When Azuka Theatre world premieres Australian playwright Christine Evans’ ‘Galilee’—running May 4 to 21 at The Drake—the Philly company will hone in on the writer’s keen eye for blending socially conscious topicality with laughter.
Directed by Rebecca May Flowers, ‘Galilee’ tells the story of a small town on the Queensland mainland of the Great Barrier Reef and the arrival of a new hybrid shark appearing in their harbor during a time of great heartbreak — a collapsing fishing economy. When an expatriate marine biology student comes home to Australia to save her family’s business and study the shark, Carol (played by Zoe Nebraska Feldman) must juggle the colorful personalities of the town while avoiding diving back, literally and figuratively, into local waters, as the townsfolk of Galilee must to decide to fight, flee, or adapt to all manner of changing environments.
“The season we put together for 2022-2023 is a season of hope, one filled with intergenerational stories community and fights for what’s right, and Galilee certainly fits those bills,” said Flowers who, with Reva Stover, act as Azuka’s co-Artistic Directors. “Azuka’s mission is about giving voice to the voiceless, and that also means giving voice to the environment.”
Playwright Evans grew up alongside the ocean as a young woman, and always longed to write about the powers of the sea. On an emotional level, then, Galilee and its story of interbreeding hybrid sharks and climate shifts is about contending with change.

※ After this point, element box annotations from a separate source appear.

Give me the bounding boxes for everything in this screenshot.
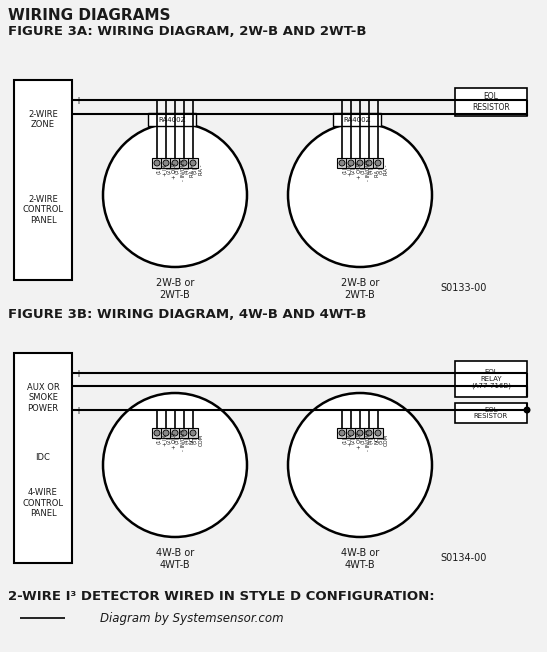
Text: −: − [74,382,82,392]
Text: EOL
RELAY
(A77-716B): EOL RELAY (A77-716B) [471,369,511,389]
Text: (5)
RA -: (5) RA - [193,165,204,175]
Text: (2)
+ OUT: (2) + OUT [351,432,362,449]
Bar [14,353,72,563]
Circle shape [366,430,372,436]
Circle shape [357,160,363,166]
Circle shape [288,123,432,267]
Text: 2-WIRE
ZONE: 2-WIRE ZONE [28,110,58,129]
Bar [373,428,383,438]
Bar [161,158,171,168]
Circle shape [172,430,178,436]
Text: EOL
RESISTOR: EOL RESISTOR [474,406,508,419]
Bar [455,403,527,423]
Circle shape [172,160,178,166]
Bar [364,428,374,438]
Text: FIGURE 3A: WIRING DIAGRAM, 2W-B AND 2WT-B: FIGURE 3A: WIRING DIAGRAM, 2W-B AND 2WT-… [8,25,366,38]
Bar [355,428,365,438]
Circle shape [190,430,196,436]
Bar [170,428,180,438]
Text: S0133-00: S0133-00 [440,283,486,293]
Text: (2)
+ OUT: (2) + OUT [166,432,177,449]
Bar [14,80,72,280]
Bar [364,158,374,168]
Bar [373,158,383,168]
Text: (1)
+ IN: (1) + IN [157,434,168,446]
Text: (2)
+ OUT: (2) + OUT [351,162,362,179]
Text: +: + [74,96,82,106]
Text: 2-WIRE I³ DETECTOR WIRED IN STYLE D CONFIGURATION:: 2-WIRE I³ DETECTOR WIRED IN STYLE D CONF… [8,590,435,603]
Text: (3)
- IN/OUT: (3) - IN/OUT [175,159,186,181]
Text: +: + [74,369,82,379]
Circle shape [163,160,169,166]
Text: (3)
- IN/OUT: (3) - IN/OUT [360,429,371,451]
Bar [346,428,356,438]
Text: 4W-B or
4WT-B: 4W-B or 4WT-B [341,548,379,570]
Circle shape [339,430,345,436]
Text: AUX OR
SMOKE
POWER: AUX OR SMOKE POWER [27,383,60,413]
Text: 4-WIRE
CONTROL
PANEL: 4-WIRE CONTROL PANEL [22,488,63,518]
Bar [188,428,198,438]
Text: FIGURE 3B: WIRING DIAGRAM, 4W-B AND 4WT-B: FIGURE 3B: WIRING DIAGRAM, 4W-B AND 4WT-… [8,308,366,321]
Text: (4)
RA +: (4) RA + [369,164,380,177]
Bar [333,113,381,126]
Text: 4W-B or
4WT-B: 4W-B or 4WT-B [156,548,194,570]
Text: (3)
- IN/OUT: (3) - IN/OUT [360,159,371,181]
Text: (4)
NO: (4) NO [369,436,380,444]
Circle shape [348,160,354,166]
Text: (5)
COM: (5) COM [193,434,204,446]
Bar [148,113,196,126]
Bar [455,88,527,116]
Circle shape [181,160,187,166]
Circle shape [103,123,247,267]
Bar [179,428,189,438]
Circle shape [375,430,381,436]
Text: 2W-B or
2WT-B: 2W-B or 2WT-B [341,278,379,300]
Text: RA400Z: RA400Z [158,117,186,123]
Bar [337,428,347,438]
Circle shape [339,160,345,166]
Text: (5)
COM: (5) COM [378,434,389,446]
Circle shape [523,406,531,413]
Text: 2-WIRE
CONTROL
PANEL: 2-WIRE CONTROL PANEL [22,195,63,225]
Circle shape [103,393,247,537]
Bar [188,158,198,168]
Text: 2W-B or
2WT-B: 2W-B or 2WT-B [156,278,194,300]
Text: (1)
+ IN: (1) + IN [342,434,353,446]
Text: (1)
+ IN: (1) + IN [157,164,168,176]
Bar [337,158,347,168]
Text: +: + [74,406,82,416]
Circle shape [366,160,372,166]
Text: S0134-00: S0134-00 [440,553,486,563]
Circle shape [190,160,196,166]
Circle shape [288,393,432,537]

Heightening that emotion and the politics of change comes from the fact that Evans teaches young students at Georgetown University.
“Young people facing what is going on to this world and figuring out their place in it – at a time of great environmental change and crisis – is inspiring,” said Evans. “That’s emotional; the question of how the big picture of the world fit into our own personal lives. So, thinking about ancient creatures such as sharks having to change and young people watching their environment melting – both finding their place in this world – these were catalysts for writing ‘Galilee’.”
Explaining how Evans’ plays such as ‘Galilee’, ‘Slow Falling Bird’, ‘Ballad of the Lost Dogs’ and ‘Closer Than They Appear’ use humor – albeit black humor – in which to tell their hard-scrabble tales, the playwright says that it is a matter of adding some brightness to the dark. Like Leonard Cohen’s “Anthem” and finding “a crack in everything/That’s how the light gets in,” Evans looks for her moment, and shines.
“There are things, issues, that speak to me in the world – personally and socially – and I’m an introvert. I’m a writer. My best energies are not out there in the world as an extroverted force,” says the playwright. “So, I look for those places… or those places come to me. Images comes to me. Often, they are about incompatible realities. Things that bother me that I really want to understand why or how I could respond to that. To that, I say that theater always has to be beautiful, and it has to entertain. What better way than humor? There’s literally no point in bringing people into a room just to tell them that the world is doomed – we can find that out anywhere. So, for me and my plays, it is always about finding the humanity, the unexpected… To write what you don’t know about what you know.”